Aktifitas menulis bisa menghindarkan seseorang dari jebakan fanatisme, radikalisme agama. Sebab sebagian penulis akan selalu menelaan masalah dengan pikiran terbuka, mereka mempunyai wawasan luas, tidak hanya sekedar menulis tetapi membuka cakrawala pengetahuan. Tidak terjebak dalam doktrin-doktrin sempit yang membuat penulis menjadi terjebak dalam pola pikir radikal. Mereka akan terbuka pada perbedaan pandangan dan tidak mudah terhasut oleh berita-berita yang belum tentu benar. Dalam wawasan penulis yang luas akan muncul sikap kritis, tidak mudah percaya kalau tanpa data dan riset.

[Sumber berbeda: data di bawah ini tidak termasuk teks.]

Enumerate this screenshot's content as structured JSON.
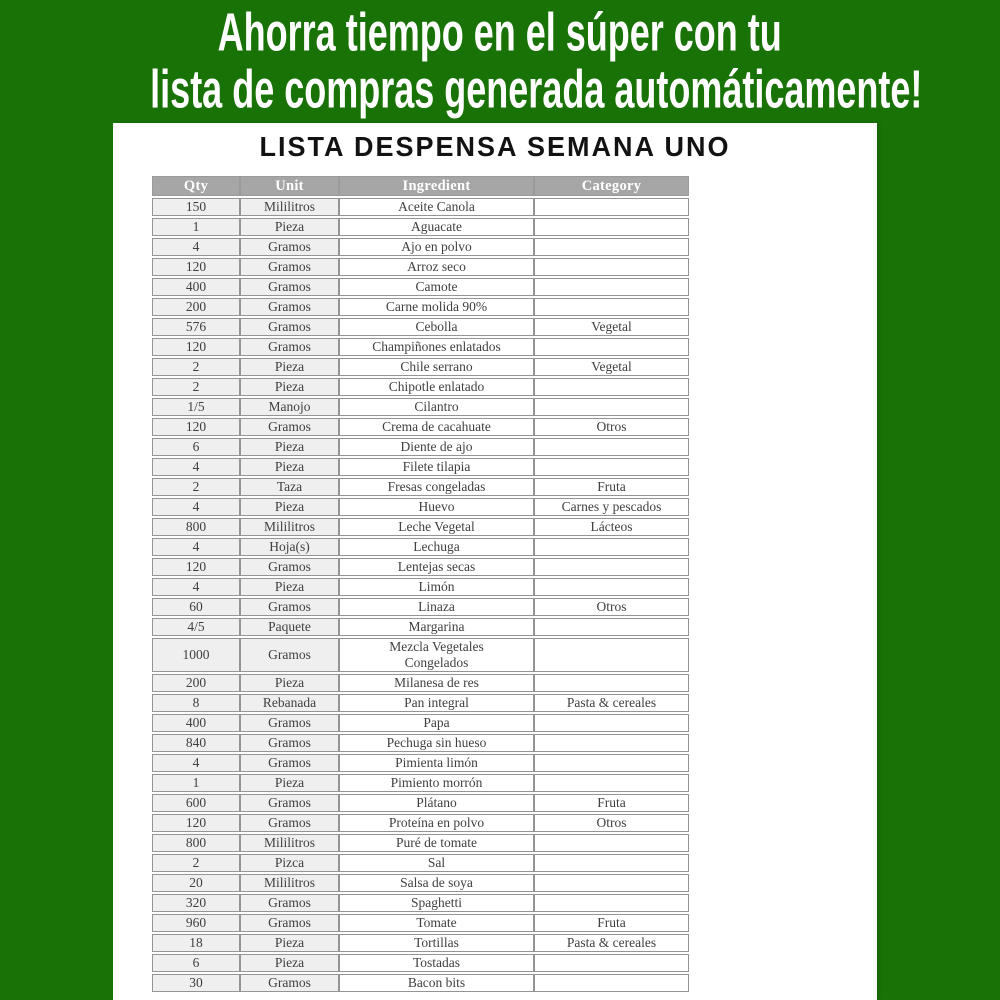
{
  "banner": {
    "line1": "Ahorra tiempo en el súper con tu",
    "line2": "lista de compras generada automáticamente!"
  },
  "sheet": {
    "title": "LISTA DESPENSA SEMANA UNO"
  },
  "table": {
    "columns": [
      "Qty",
      "Unit",
      "Ingredient",
      "Category"
    ],
    "rows": [
      {
        "qty": "150",
        "unit": "Mililitros",
        "ingredient": "Aceite Canola",
        "category": ""
      },
      {
        "qty": "1",
        "unit": "Pieza",
        "ingredient": "Aguacate",
        "category": ""
      },
      {
        "qty": "4",
        "unit": "Gramos",
        "ingredient": "Ajo en polvo",
        "category": ""
      },
      {
        "qty": "120",
        "unit": "Gramos",
        "ingredient": "Arroz seco",
        "category": ""
      },
      {
        "qty": "400",
        "unit": "Gramos",
        "ingredient": "Camote",
        "category": ""
      },
      {
        "qty": "200",
        "unit": "Gramos",
        "ingredient": "Carne molida 90%",
        "category": ""
      },
      {
        "qty": "576",
        "unit": "Gramos",
        "ingredient": "Cebolla",
        "category": "Vegetal"
      },
      {
        "qty": "120",
        "unit": "Gramos",
        "ingredient": "Champiñones enlatados",
        "category": ""
      },
      {
        "qty": "2",
        "unit": "Pieza",
        "ingredient": "Chile serrano",
        "category": "Vegetal"
      },
      {
        "qty": "2",
        "unit": "Pieza",
        "ingredient": "Chipotle enlatado",
        "category": ""
      },
      {
        "qty": "1/5",
        "unit": "Manojo",
        "ingredient": "Cilantro",
        "category": ""
      },
      {
        "qty": "120",
        "unit": "Gramos",
        "ingredient": "Crema de cacahuate",
        "category": "Otros"
      },
      {
        "qty": "6",
        "unit": "Pieza",
        "ingredient": "Diente de ajo",
        "category": ""
      },
      {
        "qty": "4",
        "unit": "Pieza",
        "ingredient": "Filete tilapia",
        "category": ""
      },
      {
        "qty": "2",
        "unit": "Taza",
        "ingredient": "Fresas congeladas",
        "category": "Fruta"
      },
      {
        "qty": "4",
        "unit": "Pieza",
        "ingredient": "Huevo",
        "category": "Carnes y pescados"
      },
      {
        "qty": "800",
        "unit": "Mililitros",
        "ingredient": "Leche Vegetal",
        "category": "Lácteos"
      },
      {
        "qty": "4",
        "unit": "Hoja(s)",
        "ingredient": "Lechuga",
        "category": ""
      },
      {
        "qty": "120",
        "unit": "Gramos",
        "ingredient": "Lentejas secas",
        "category": ""
      },
      {
        "qty": "4",
        "unit": "Pieza",
        "ingredient": "Limón",
        "category": ""
      },
      {
        "qty": "60",
        "unit": "Gramos",
        "ingredient": "Linaza",
        "category": "Otros"
      },
      {
        "qty": "4/5",
        "unit": "Paquete",
        "ingredient": "Margarina",
        "category": ""
      },
      {
        "qty": "1000",
        "unit": "Gramos",
        "ingredient": "Mezcla Vegetales\nCongelados",
        "category": ""
      },
      {
        "qty": "200",
        "unit": "Pieza",
        "ingredient": "Milanesa de res",
        "category": ""
      },
      {
        "qty": "8",
        "unit": "Rebanada",
        "ingredient": "Pan integral",
        "category": "Pasta & cereales"
      },
      {
        "qty": "400",
        "unit": "Gramos",
        "ingredient": "Papa",
        "category": ""
      },
      {
        "qty": "840",
        "unit": "Gramos",
        "ingredient": "Pechuga sin hueso",
        "category": ""
      },
      {
        "qty": "4",
        "unit": "Gramos",
        "ingredient": "Pimienta limón",
        "category": ""
      },
      {
        "qty": "1",
        "unit": "Pieza",
        "ingredient": "Pimiento morrón",
        "category": ""
      },
      {
        "qty": "600",
        "unit": "Gramos",
        "ingredient": "Plátano",
        "category": "Fruta"
      },
      {
        "qty": "120",
        "unit": "Gramos",
        "ingredient": "Proteína en polvo",
        "category": "Otros"
      },
      {
        "qty": "800",
        "unit": "Mililitros",
        "ingredient": "Puré de tomate",
        "category": ""
      },
      {
        "qty": "2",
        "unit": "Pizca",
        "ingredient": "Sal",
        "category": ""
      },
      {
        "qty": "20",
        "unit": "Mililitros",
        "ingredient": "Salsa de soya",
        "category": ""
      },
      {
        "qty": "320",
        "unit": "Gramos",
        "ingredient": "Spaghetti",
        "category": ""
      },
      {
        "qty": "960",
        "unit": "Gramos",
        "ingredient": "Tomate",
        "category": "Fruta"
      },
      {
        "qty": "18",
        "unit": "Pieza",
        "ingredient": "Tortillas",
        "category": "Pasta & cereales"
      },
      {
        "qty": "6",
        "unit": "Pieza",
        "ingredient": "Tostadas",
        "category": ""
      },
      {
        "qty": "30",
        "unit": "Gramos",
        "ingredient": "Bacon bits",
        "category": ""
      }
    ]
  },
  "colors": {
    "background_green": "#187206",
    "banner_text": "#ffffff",
    "header_row_gray": "#a6a6a6",
    "header_text": "#ffffff",
    "qty_unit_cell_gray": "#efefef",
    "cell_border_gray": "#949494",
    "body_text_gray": "#404040",
    "title_black": "#121212",
    "sheet_white": "#ffffff"
  }
}
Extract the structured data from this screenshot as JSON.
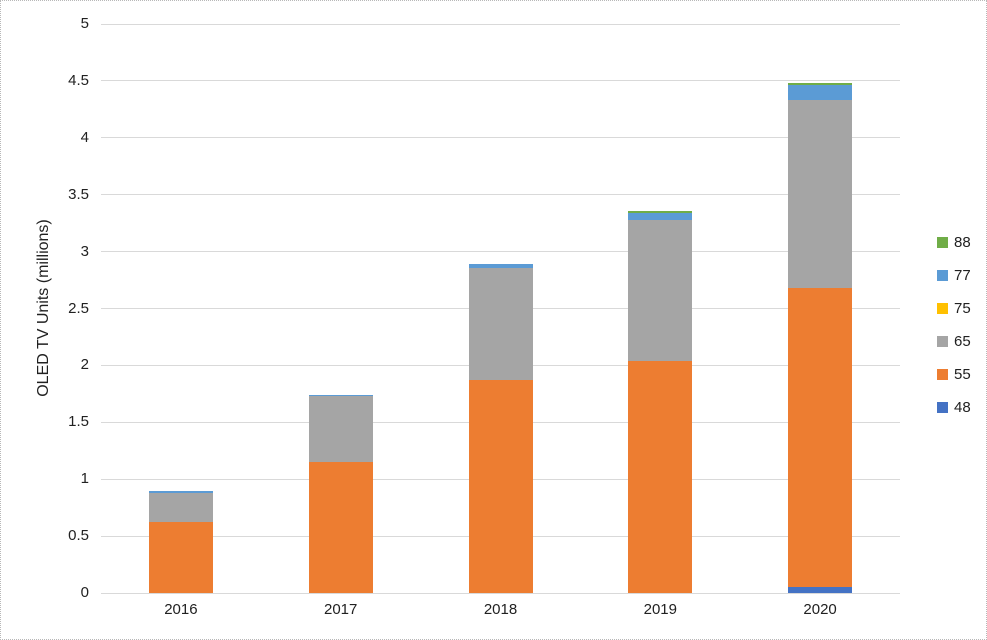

Maka jika ada penulis yang sering menulis tanpa data dan riset dan hanya berdasarkan katanya-katanya maka penulis itu perlu membuka diri. Kualitas tulisan penulis itu akan terukur jika apa yang dituliskan itu adalah endapan permenungan, pengetahuan, luasnya pandangan, resensi yang banyak dan sudut pandang pemikiran yang mampu membuka cakrawala pengetahuan bagi pembaca.
Ladang Pengabdian Yang Berbeda Tidak Memilih Menulis Sebagai Hasrat Hobi Mereka
Guru yang belum mempunyai semangat untuk menulis, mungkin saja karena kesibukan mengemban tugas-tugas berat harus menyingkirkan dulu hasrat menulisnya, pengabdian guru bisa di mana saja, ketika ia sudah menginspirasi karena perhatian dan concernnya pada masa depan anak, selalu melakukan pendampingan, konseling dan rangkulan erat layaknya orang tua dan anak itu juga merupakan sebuah tugas mulia. Guru yang bisa membagi waktu antara mengajar dan menulis juga mempunyai nilai plus sendiri, paling tidak karya-karya tulisnya bisa mendorong anak didiknya untuk terinspirasi pada hobi guru di samping memberikan ilmu juga menginspirasi siswanya untuk berkarya literasi.
Tidak semua guru mempunyai hasrat menulis tinggi. Mereka mempunyai talenta dan ladang pengabdian yang berbeda. Salam.